L’Isli lui disparaît pour éviter le mauvais œil ou tout acte maléfique en attendant de retrouver sa fiancée le soir. Pendant ce temps là, la fête bât son plein après avoir fait manger tous les invités pour éviter toute critique probable. Parfois, on insiste auprès des gens pour qu’ils mangent. Tout cela pour signifier qu’on est chez des gens très accueillants.

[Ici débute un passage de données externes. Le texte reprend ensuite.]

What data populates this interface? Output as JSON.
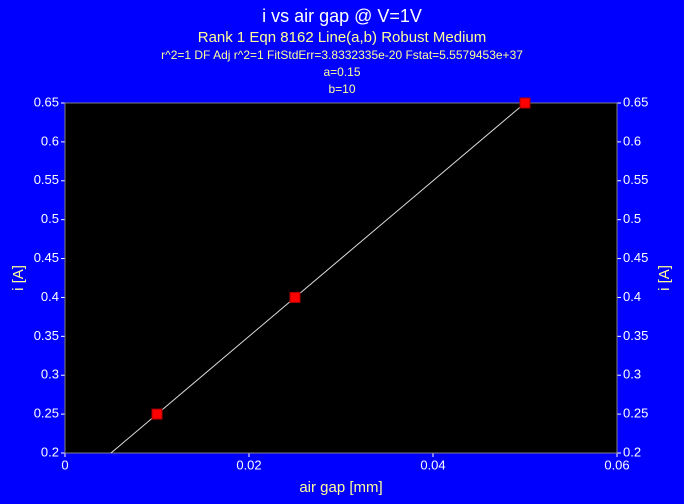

Le soir, tout le monde vide la maison où doit avoir lieu le premier contact entre les deux mariés. C’est là qu’il font vraiment connaissance. On raconte qu’il y a tout un échange magico-rituel entre les deux . On m’a rapporté par exemple que la femme frappe son mari avec un babouche pour lui signifier que c’est elle qui va porter la culotte dans le futur couple. Ce n’est qu’après qu’on passe à consommation de mariage qui ne se pas forcément dans les meilleures conditions vu le stress que ce soit de tislit et de son isli. Et c’est le lendemain qu’on vérifie si l’épouse est bien vierge et si l’homme « assure ». Mais on n’expose pas forcément le drap blanc taché de sang. Je n’en ai jamais vu personnellement.

Trois jours après, les parents de la mariée viennent rendre visite à leur fille pour la féliciter. Une semaine après le mariage, la fille rend visite à ses parents ( isyan) en compagnie de son mari et ses beaux parents.

iwisi-u-sus
3-05-04


Com posté en réponse:

Le point évoquant l'enquête sur les origines des familles (noir), me rappelle une anectode. Lors du mariage d'une de mes cousine , qui s'était unie avec un jeune homme noble d'une tribu noire aux alentours de Ouarzazate.
La mère de la mariée a caché l'origine de cette tribu et le soir en arrivant au village de celui-ci, l'entourage de la mariée découvre que le village est peuplé d'une population de couleur. Stupéfaites certaines femmes (du côté de la mariée) ont passée la soirée à maudire la mère de la mariée et exprimer leur dégoût et leur déception, elle avait menacé touda (la mère de la mariée) de répondre la nouvelle le lendemain en arrivant à ouarzazate à tous les hommes de notre valllée (qui réunis plusieurs village) pour venir récupérer la jeune fille " humiliée".
Enfin bref! quelques mois après la fille est tombée gravement malade et le village du marié craignait le pire pour la fille. Ne voulant pas se retrouver en conflit avec les hommes de notre vallée, ils ont du appelé la famille de la fille, qui a décidé de la rémener immédiatement à ouarzazate et imposer une séparation officielle du couple.

Le pardoxe de cette histoire, les femmes du côté de la famille de la mariée étaient choquées par cette union, en oubliant que le village du marié était amazigh.
Et dans le village du marié elle était accueuillie comme une princesse, le marié était heureux d'épouser une femme blanche et de plus une rousse aux yeux verts.
C'est triste pour l'homme il était fou amoureux d'elle! :-(

Ps: la fille était consentente et sa maladie n'était qu'une fatigue intense qui ne réclamait que du repos, une fille de la ville en campagne c'est un "imik" épuisant.